Des organoïdes pour étudier les troubles du développement cérébral
« C’est très intriguant et très étonnant » déclare Hongjun Song, neuroscientifique du développement à l’Université de Pennsylvanie. Bien que le travail soit préliminaire, ajoute-t-il, les similitudes avec les schémas EEG du nouveau-né prématuré suggèrent que les organoïdes pourraient éventuellement être utiles pour l’étude des troubles du développement du cerveau, tels que l’épilepsie ou l’autisme.
Song pense également qu’étudier l’origine des schémas EEG dans un organoïde pourrait aider les chercheurs à comprendre comment les rythmes EEG apparaissent dans un cerveau humain en développement. Mais toute la communauté scientifique ne se range pas au constat fait par les auteurs de l’étude.

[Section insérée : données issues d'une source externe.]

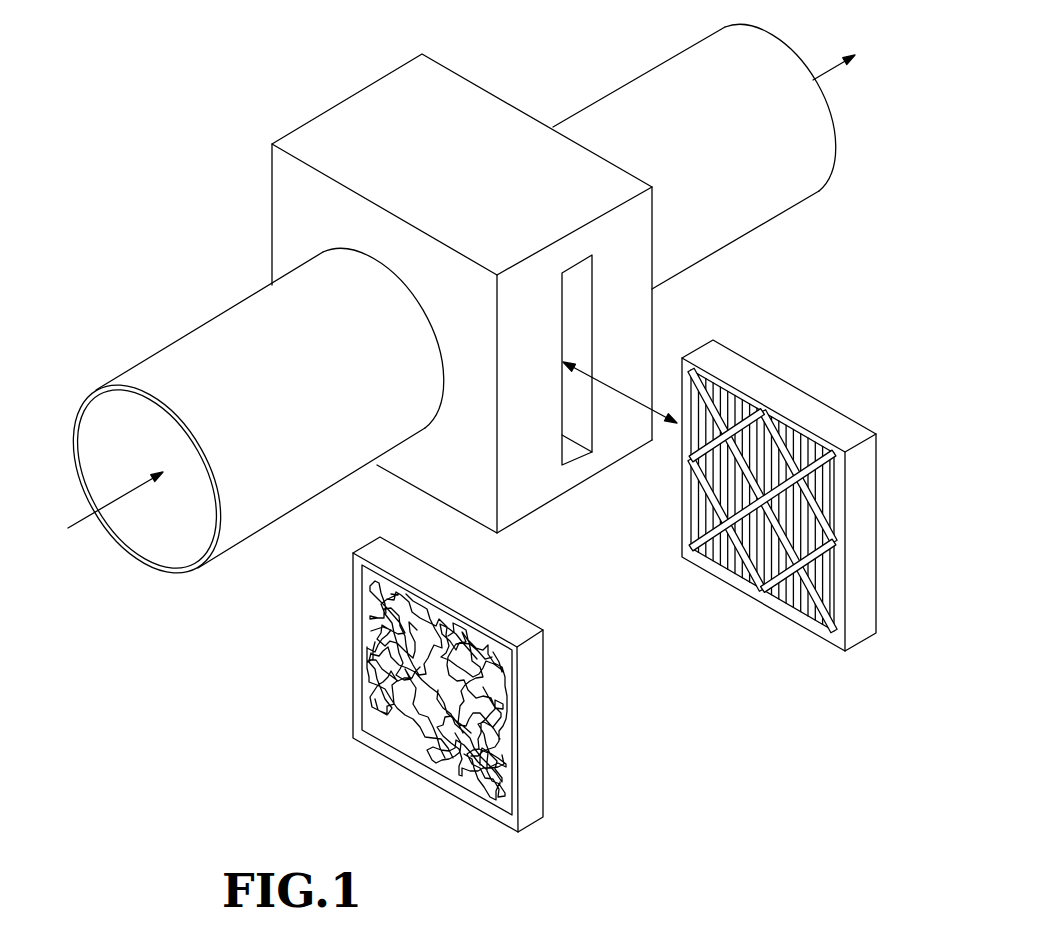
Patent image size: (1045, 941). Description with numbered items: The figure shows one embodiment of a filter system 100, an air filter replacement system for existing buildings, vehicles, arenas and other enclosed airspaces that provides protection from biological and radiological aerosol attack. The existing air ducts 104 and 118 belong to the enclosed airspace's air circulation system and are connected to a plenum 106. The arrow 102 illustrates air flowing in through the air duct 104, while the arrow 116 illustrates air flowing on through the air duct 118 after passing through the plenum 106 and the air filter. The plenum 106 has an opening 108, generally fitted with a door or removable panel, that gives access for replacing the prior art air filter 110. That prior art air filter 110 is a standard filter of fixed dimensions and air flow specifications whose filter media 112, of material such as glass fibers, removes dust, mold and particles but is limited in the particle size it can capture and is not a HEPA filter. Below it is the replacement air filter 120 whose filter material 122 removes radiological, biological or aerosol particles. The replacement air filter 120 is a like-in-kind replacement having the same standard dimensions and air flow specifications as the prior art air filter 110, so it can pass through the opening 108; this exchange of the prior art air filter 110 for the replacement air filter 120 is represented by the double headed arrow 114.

The filter system 100 is at (236, 38).
The arrow 102 is at (115, 535).
The air duct 104 is at (313, 377).
The plenum 106 is at (460, 148).
The opening 108 is at (580, 342).
The prior art air filter 110 is at (773, 382).
The filter media 112 is at (753, 535).
The double headed arrow 114 is at (630, 405).
The arrow 116 is at (829, 41).
The air duct 118 is at (715, 118).
The replacement air filter 120 is at (533, 725).
The filter material 122 is at (395, 680).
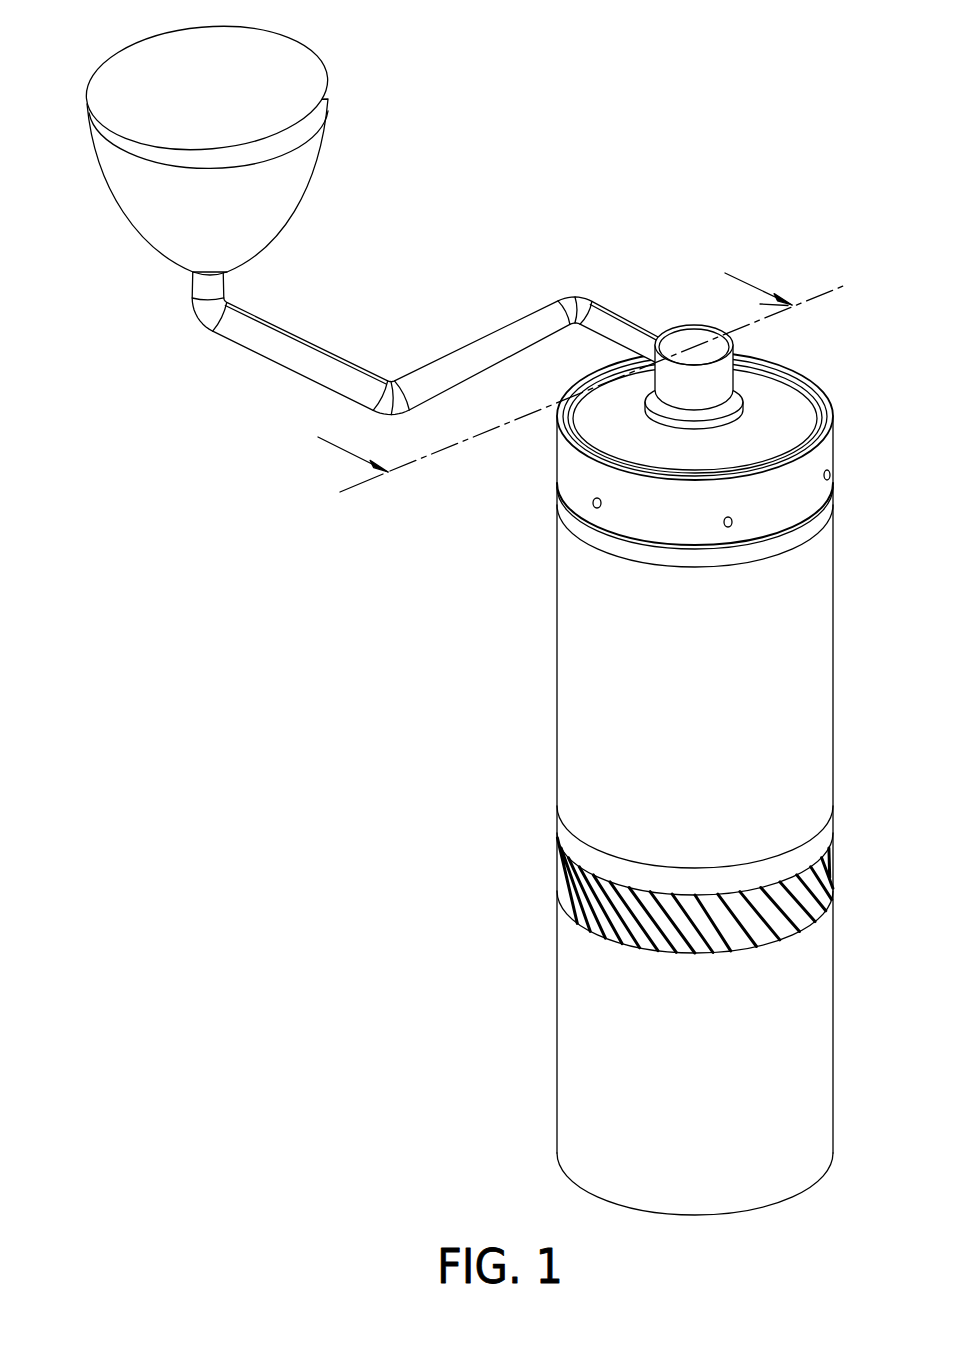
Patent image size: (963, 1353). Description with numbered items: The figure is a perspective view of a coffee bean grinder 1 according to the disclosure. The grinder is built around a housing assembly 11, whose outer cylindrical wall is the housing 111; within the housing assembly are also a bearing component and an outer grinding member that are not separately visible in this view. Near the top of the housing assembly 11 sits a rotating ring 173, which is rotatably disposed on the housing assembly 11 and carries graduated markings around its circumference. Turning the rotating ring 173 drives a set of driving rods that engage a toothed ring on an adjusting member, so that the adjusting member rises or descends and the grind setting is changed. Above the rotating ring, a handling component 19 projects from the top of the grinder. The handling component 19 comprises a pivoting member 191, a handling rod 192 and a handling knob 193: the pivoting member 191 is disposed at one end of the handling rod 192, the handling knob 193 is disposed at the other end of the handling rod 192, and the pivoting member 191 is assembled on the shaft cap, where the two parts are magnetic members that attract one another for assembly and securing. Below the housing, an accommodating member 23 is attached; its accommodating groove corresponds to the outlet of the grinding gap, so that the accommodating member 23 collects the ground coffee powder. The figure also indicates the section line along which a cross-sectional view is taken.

The coffee bean grinder 1 is at (464, 616).
The housing assembly 11 is at (628, 815).
The housing 111 is at (602, 735).
The rotating ring 173 is at (580, 482).
The handling component 19 is at (412, 223).
The pivoting member 191 is at (680, 340).
The handling rod 192 is at (310, 363).
The handling knob 193 is at (233, 92).
The accommodating member 23 is at (630, 1040).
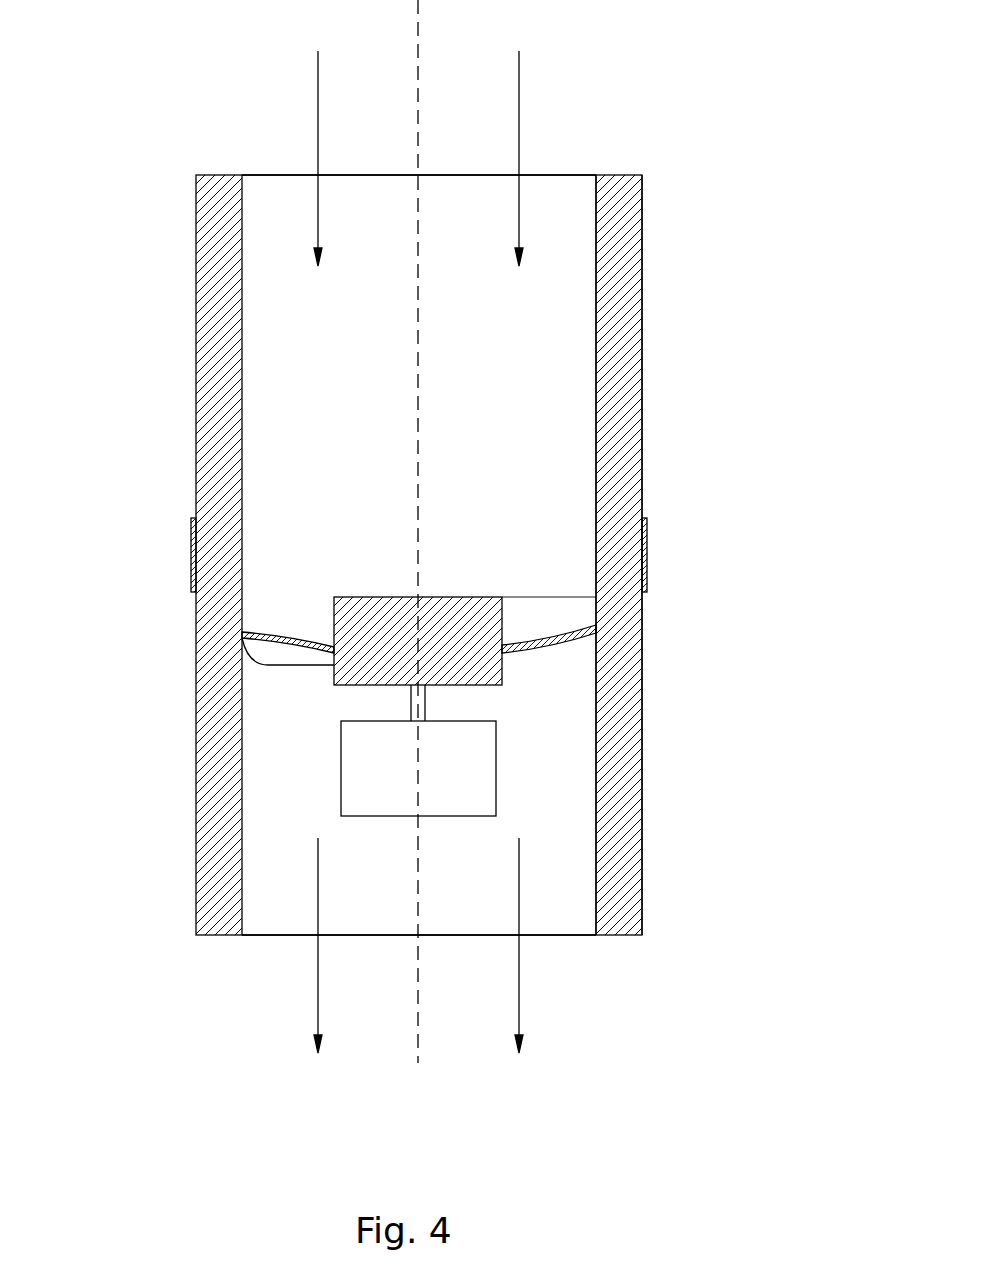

Le fait que les ondes cérébrales des organoïdes ressemblent à celles des bébés prématurés ne signifie pas qu’ils font la même chose, déclare Sampsa Vanhatalo, neurophysiologiste à l’Université d’Helsinki, qui a développé la base de données d’EEG pour nourrissons à laquelle Muotri a comparé les mesures des organoïdes.
Et prouver qu’il en va de même sera difficile, car les chercheurs en savent très peu sur la façon dont le cerveau des bébés est câblé, explique Arnold Kriegstein, neurologue à l’Université de Californie. Les organoïdes pourraient manquer de composants clés qui alimentent les modèles EEG dans de vrais cerveaux, ajoute-t-il.
Le problème de la conscience
Néanmoins, le projet soulève des questions éthiques sur le point de savoir si les organoïdes pourraient développer une conscience, explique le neuroscientifique Christof Koch, président et responsable scientifique en chef de l’Allen Institute for Brain Science à Seattle (Washington). Mais il reconnaît qu’il pourrait être difficile de savoir quand un organoïde est conscient, car les chercheurs ne sont même pas d’accord sur la façon de mesurer la conscience chez l’adulte, ou encore sur le fait de déterminer à quel stade développement elle apparaît chez le nourrisson.
Muotri dit qu’il envisagerait d’arrêter le projet s’il était prouvé que les organoïdes étaient devenus conscients, mais ils sont pour le moment très primitifs. « C’est une zone très grise à ce stade, et je ne pense pas que quiconque ait une vision claire du potentiel de tout cela » conclut-il.